In terms of keeping the genomics pipeline clean and efficient, Lowery described how the team is evaluating where Hadoop and its HDFS file system will fit into the mix. There are parts of the pipeline, including read alignments that he says deliver far faster results (from six hours on their conventional systems to two on an experimental Hadoop cluster). The team at TGEN is also looking at how Hadoop might be useful for other bottlenecks in the pipeline, including handling variant calls. What kept the TGEN teams from exploring this before is that there has been a lack of proper tooling, especially for use on multicore systems. Further, the ability to use HDFS on top of Lustre is still a work in progress, especially for TGEN that wants to prove everything well ahead of rolling it into production. “Intel has been doing work in this area, and we have the Dell teams helping us do what we need as well,” Lowey says.

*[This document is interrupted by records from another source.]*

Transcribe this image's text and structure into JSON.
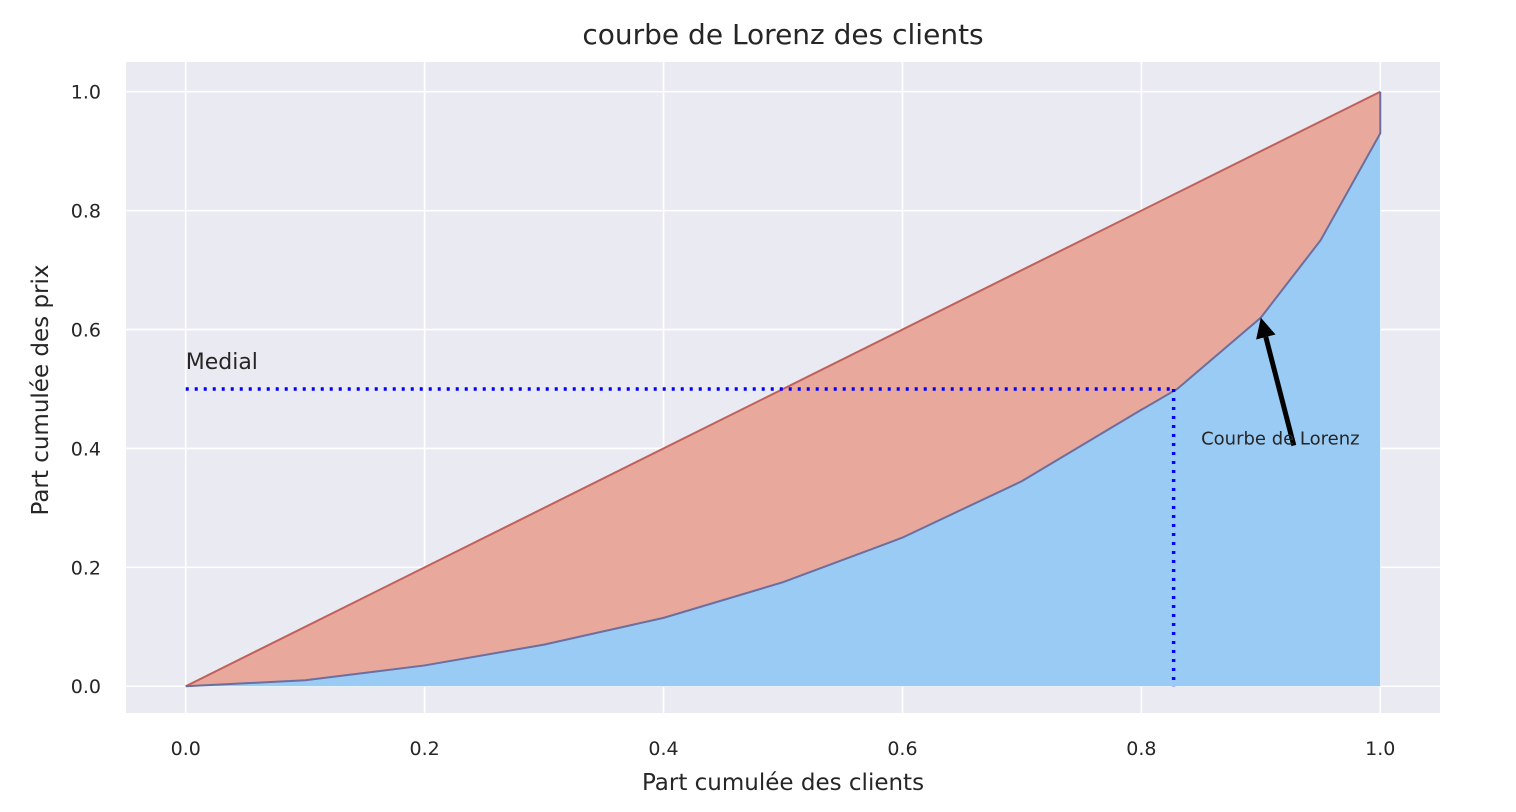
{
  "chart_data": {
    "type": "area",
    "title": "courbe de Lorenz des clients",
    "xlabel": "Part cumulée des clients",
    "ylabel": "Part cumulée des prix",
    "xlim": [
      -0.05,
      1.05
    ],
    "ylim": [
      -0.045,
      1.05
    ],
    "xticks": [
      "0.0",
      "0.2",
      "0.4",
      "0.6",
      "0.8",
      "1.0"
    ],
    "yticks": [
      "0.0",
      "0.2",
      "0.4",
      "0.6",
      "0.8",
      "1.0"
    ],
    "grid": true,
    "background": "#eaeaf2",
    "series": [
      {
        "kind": "equality_line",
        "x": [
          0.0,
          1.0
        ],
        "y": [
          0.0,
          1.0
        ],
        "fill_color": "#e8a89c",
        "line_color": "#c0605a"
      },
      {
        "kind": "lorenz_curve",
        "x": [
          0.0,
          0.1,
          0.2,
          0.3,
          0.4,
          0.5,
          0.6,
          0.7,
          0.8,
          0.83,
          0.9,
          0.95,
          1.0
        ],
        "y": [
          0.0,
          0.01,
          0.035,
          0.07,
          0.115,
          0.175,
          0.25,
          0.345,
          0.465,
          0.5,
          0.62,
          0.75,
          0.93
        ],
        "fill_color": "#9acbf4",
        "line_color": "#6a6fa0"
      }
    ],
    "medial": {
      "label": "Medial",
      "y": 0.5,
      "x": 0.827,
      "color": "#0000ff"
    },
    "annotation": {
      "text": "Courbe de Lorenz",
      "text_x": 0.85,
      "text_y": 0.4,
      "arrow_to_x": 0.9,
      "arrow_to_y": 0.62
    }
  }
}
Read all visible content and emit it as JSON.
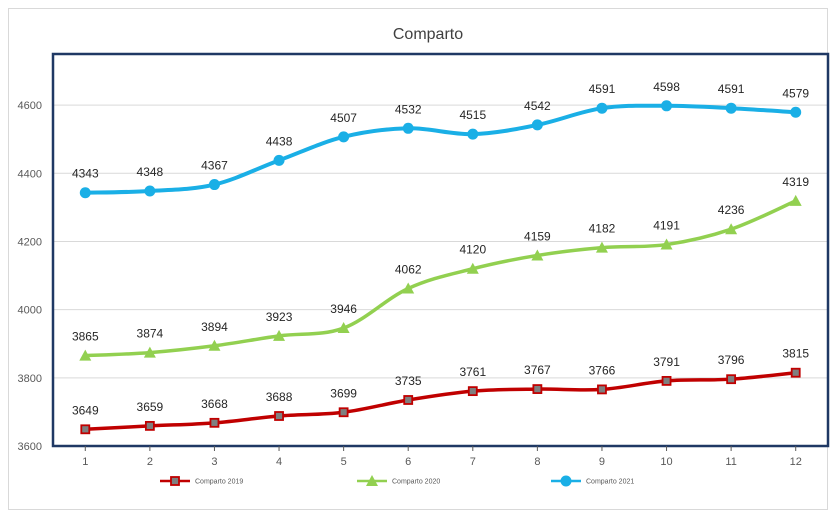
{
  "chart_data": {
    "type": "line",
    "title": "Comparto",
    "xlabel": "",
    "ylabel": "",
    "categories": [
      "1",
      "2",
      "3",
      "4",
      "5",
      "6",
      "7",
      "8",
      "9",
      "10",
      "11",
      "12"
    ],
    "ylim": [
      3600,
      4750
    ],
    "yticks": [
      3600,
      3800,
      4000,
      4200,
      4400,
      4600
    ],
    "grid": true,
    "legend_position": "bottom",
    "series": [
      {
        "name": "Comparto 2019",
        "color": "#c00000",
        "marker": "square",
        "values": [
          3649,
          3659,
          3668,
          3688,
          3699,
          3735,
          3761,
          3767,
          3766,
          3791,
          3796,
          3815
        ]
      },
      {
        "name": "Comparto 2020",
        "color": "#92d050",
        "marker": "triangle",
        "values": [
          3865,
          3874,
          3894,
          3923,
          3946,
          4062,
          4120,
          4159,
          4182,
          4191,
          4236,
          4319
        ]
      },
      {
        "name": "Comparto 2021",
        "color": "#1aafe6",
        "marker": "circle",
        "values": [
          4343,
          4348,
          4367,
          4438,
          4507,
          4532,
          4515,
          4542,
          4591,
          4598,
          4591,
          4579
        ]
      }
    ]
  }
}
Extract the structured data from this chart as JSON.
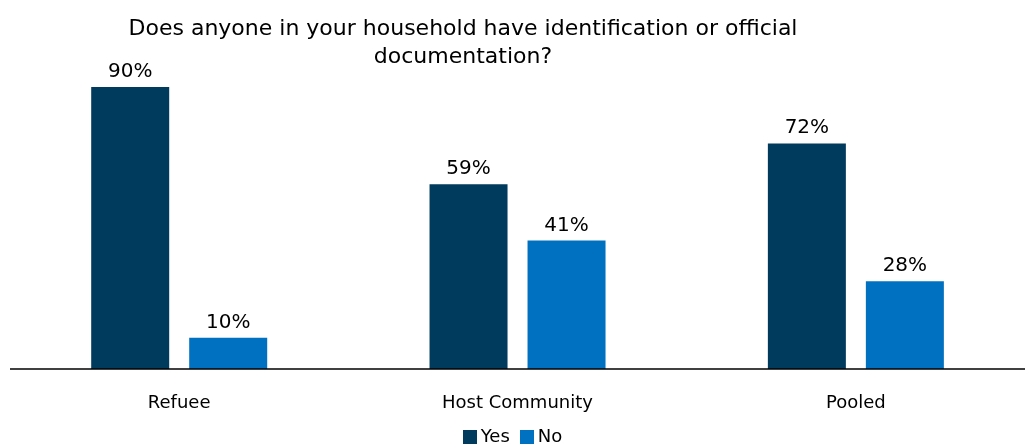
{
  "chart_data": {
    "type": "bar",
    "title": "Does anyone in your household have identification or official documentation?",
    "categories": [
      "Refuee",
      "Host Community",
      "Pooled"
    ],
    "series": [
      {
        "name": "Yes",
        "color": "#003a5d",
        "values": [
          90,
          59,
          72
        ],
        "value_labels": [
          "90%",
          "59%",
          "72%"
        ]
      },
      {
        "name": "No",
        "color": "#0070c0",
        "values": [
          10,
          41,
          28
        ],
        "value_labels": [
          "10%",
          "41%",
          "28%"
        ]
      }
    ],
    "relative": false,
    "legend": "bottom",
    "grid": false
  }
}
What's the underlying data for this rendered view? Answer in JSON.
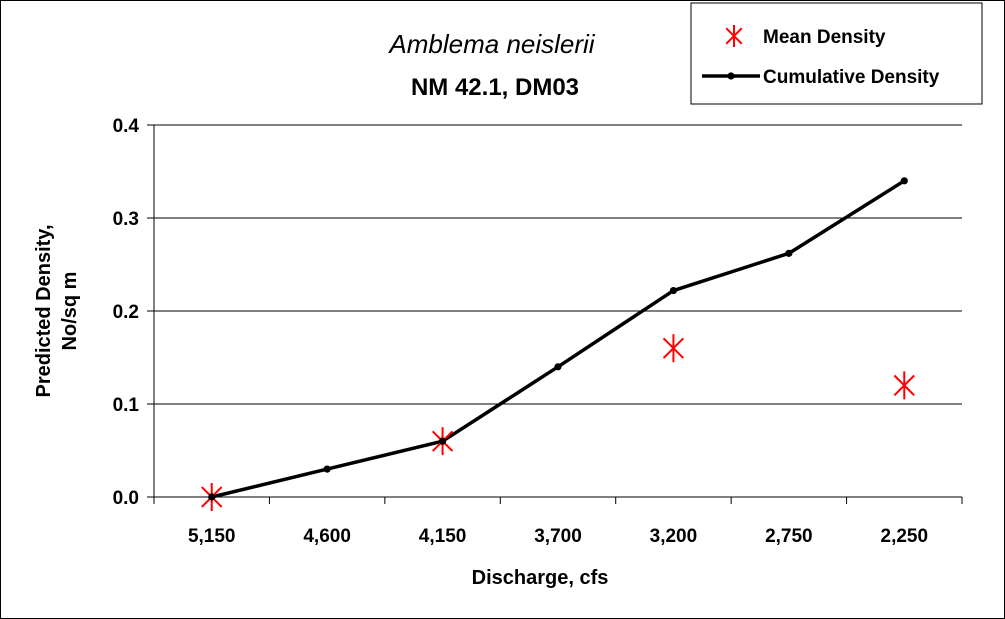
{
  "chart_data": {
    "type": "line",
    "title": "Amblema neislerii",
    "subtitle": "NM 42.1, DM03",
    "xlabel": "Discharge, cfs",
    "ylabel_line1": "Predicted Density,",
    "ylabel_line2": "No/sq m",
    "categories": [
      "5,150",
      "4,600",
      "4,150",
      "3,700",
      "3,200",
      "2,750",
      "2,250"
    ],
    "ylim": [
      0,
      0.4
    ],
    "yticks": [
      "0.0",
      "0.1",
      "0.2",
      "0.3",
      "0.4"
    ],
    "grid": true,
    "legend_position": "top-right",
    "series": [
      {
        "name": "Mean Density",
        "kind": "scatter",
        "marker": "asterisk",
        "color": "#ff0000",
        "values": [
          0.0,
          null,
          0.06,
          null,
          0.16,
          null,
          0.12
        ]
      },
      {
        "name": "Cumulative Density",
        "kind": "line",
        "marker": "dot",
        "color": "#000000",
        "values": [
          0.0,
          0.03,
          0.06,
          0.14,
          0.222,
          0.262,
          0.34
        ]
      }
    ]
  }
}
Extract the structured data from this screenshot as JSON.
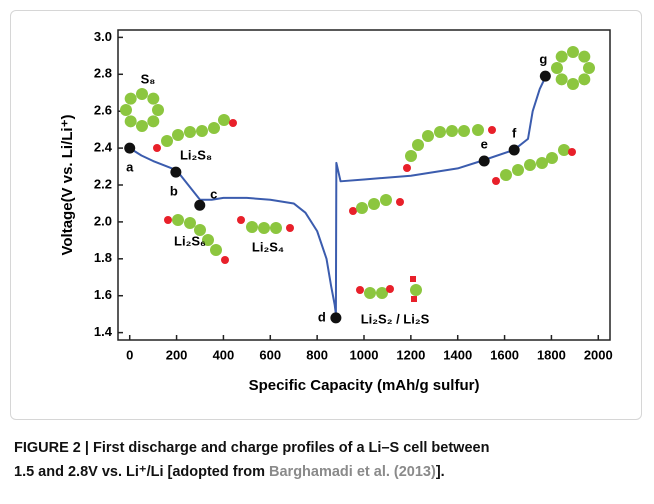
{
  "chart_data": {
    "type": "line",
    "xlabel": "Specific Capacity (mAh/g sulfur)",
    "ylabel": "Voltage(V vs. Li/Li⁺)",
    "xlim": [
      -50,
      2050
    ],
    "xticks": [
      0,
      200,
      400,
      600,
      800,
      1000,
      1200,
      1400,
      1600,
      1800,
      2000
    ],
    "ylim": [
      1.36,
      3.04
    ],
    "yticks": [
      1.4,
      1.6,
      1.8,
      {
        "value": 2,
        "label": "2.0"
      },
      2.2,
      2.4,
      2.6,
      2.8,
      {
        "value": 3,
        "label": "3.0"
      }
    ],
    "series": [
      {
        "color": "#3b5cae",
        "x": [
          0,
          50,
          100,
          200,
          250,
          300,
          350,
          400,
          500,
          600,
          700,
          750,
          800,
          840,
          860,
          875,
          880,
          882,
          900,
          1000,
          1200,
          1400,
          1500,
          1640,
          1700,
          1720,
          1750,
          1780
        ],
        "values": [
          2.4,
          2.36,
          2.33,
          2.28,
          2.2,
          2.12,
          2.12,
          2.13,
          2.13,
          2.12,
          2.1,
          2.05,
          1.95,
          1.8,
          1.65,
          1.55,
          1.5,
          2.32,
          2.22,
          2.23,
          2.25,
          2.29,
          2.33,
          2.39,
          2.45,
          2.6,
          2.72,
          2.8
        ]
      }
    ],
    "points": [
      {
        "label": "a",
        "x": 0,
        "y": 2.4
      },
      {
        "label": "b",
        "x": 197,
        "y": 2.27
      },
      {
        "label": "c",
        "x": 299,
        "y": 2.09
      },
      {
        "label": "d",
        "x": 880,
        "y": 1.48
      },
      {
        "label": "e",
        "x": 1513,
        "y": 2.33
      },
      {
        "label": "f",
        "x": 1641,
        "y": 2.39
      },
      {
        "label": "g",
        "x": 1774,
        "y": 2.79
      }
    ],
    "annotations": [
      "S₈",
      "Li₂S₈",
      "Li₂S₆",
      "Li₂S₄",
      "Li₂S₂ / Li₂S"
    ]
  },
  "caption": {
    "line1": "FIGURE 2 | First discharge and charge profiles of a Li–S cell between",
    "line2_before": "1.5 and 2.8V vs. Li⁺/Li [adopted from",
    "link": "Barghamadi et al. (2013)",
    "line2_after": "]."
  }
}
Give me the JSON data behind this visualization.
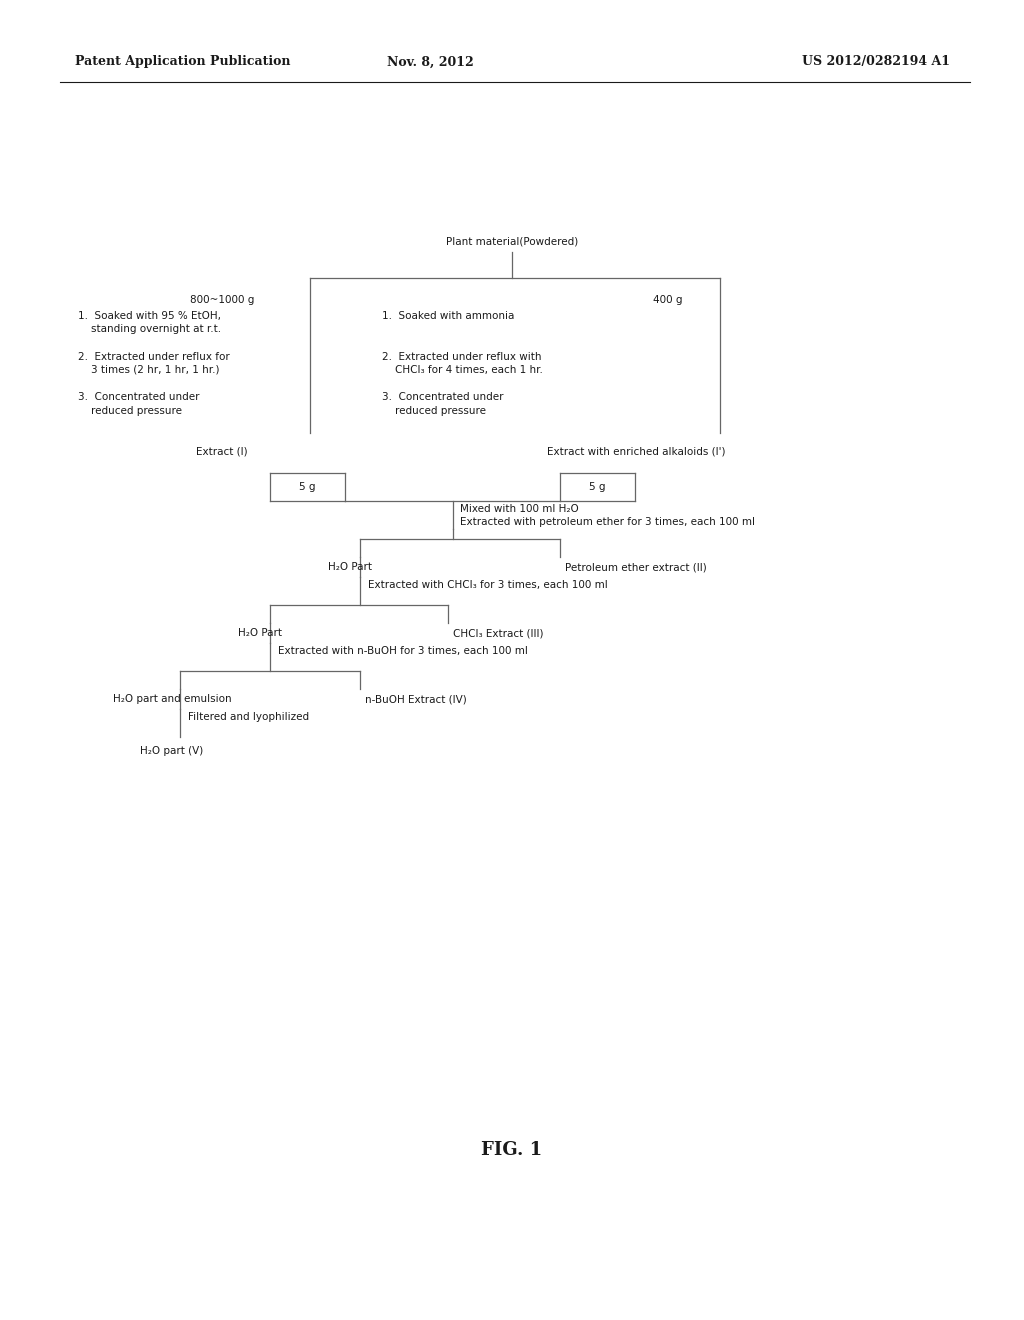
{
  "bg_color": "#ffffff",
  "text_color": "#1a1a1a",
  "line_color": "#666666",
  "header_left": "Patent Application Publication",
  "header_center": "Nov. 8, 2012",
  "header_right": "US 2012/0282194 A1",
  "figure_label": "FIG. 1",
  "font_size_main": 7.5,
  "font_size_header": 9.0,
  "font_size_fig": 13
}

Dell’s Fluid Cache will be coming to TGEN in the near term, and in preparation, the team is doing some early stage code optimization to make sure they get the most of the implementation. Lowery expects there to be immediate benefit with Fluid Cache and their optimizations, which are hefty because the teams have not had to go through and optimize their mix of open source and proprietary codes since the performance has always been reasonable. During the deployment, they will roll in SLURM iteratively to avoid excessive downtime and roll in other features, including the SaaS Boomi, which will allow them to connect to more data sources and expand their analytical capabilities.

While much of what Lowery described about the TGEN genomics IT environment is oriented around improving performance across various workloads, he noted that there has been a shift in how he and his team at TGEN have considered HPC investments. “Five years ago it was all about the feeds and speeds. We wanted the fastest possible systems and as many of them as we could afford. But looking forward and dealing with current economic realities, we’re spending more time looking at TCO over a four or five year period. In other words, we’re looking at the all-in costs.” This is why Lowery is looking at an infrastructure-centric cost per sequence as well as to other models that might bolster their efficiency both in terms of their sequencing goals and their CFO’s sensibilities at the same time.

Being able to burst out into the cloud is an attractive feature for TGEN from this new less performance-focused approach over time, but Lowey says there is still caution—and they are not in denial about the “secret” that data movement is going to be a big cost. Although he agrees that companies like Amazon Web Services have come a long way in making the cloud a better fit from a compliance and tooling standpoint for genomics companies, he suspects that there are plenty of research organizations like his own that will continue to be reticent to put all of their data outside the firewall. Still, the cost benefits of bursting into the cloud versus investing in more hardware represent a decision set that is still very much on the table.

“The cost per genome from an infrastructure point of view has dropped significantly, especially in the last couple of years. If you go ‘all in’ with the cost view and look at sequencing, informatics, and computation all these thinks are shrinking in cost. But the part we’re still finding challenging from a price perspective is how much all the downstream analytics and informatics are—not just the cost of those tools, but even getting a sense of how these fit into the cost per genome model since there are so many variables.”

Lowey noted that he would be willing to share more about the model and how they break down investments over time per genome, so we’ll certainly follow up with TGEN at a later date for more—and find out how the Dell Fluid Cache offering stands up in the real world.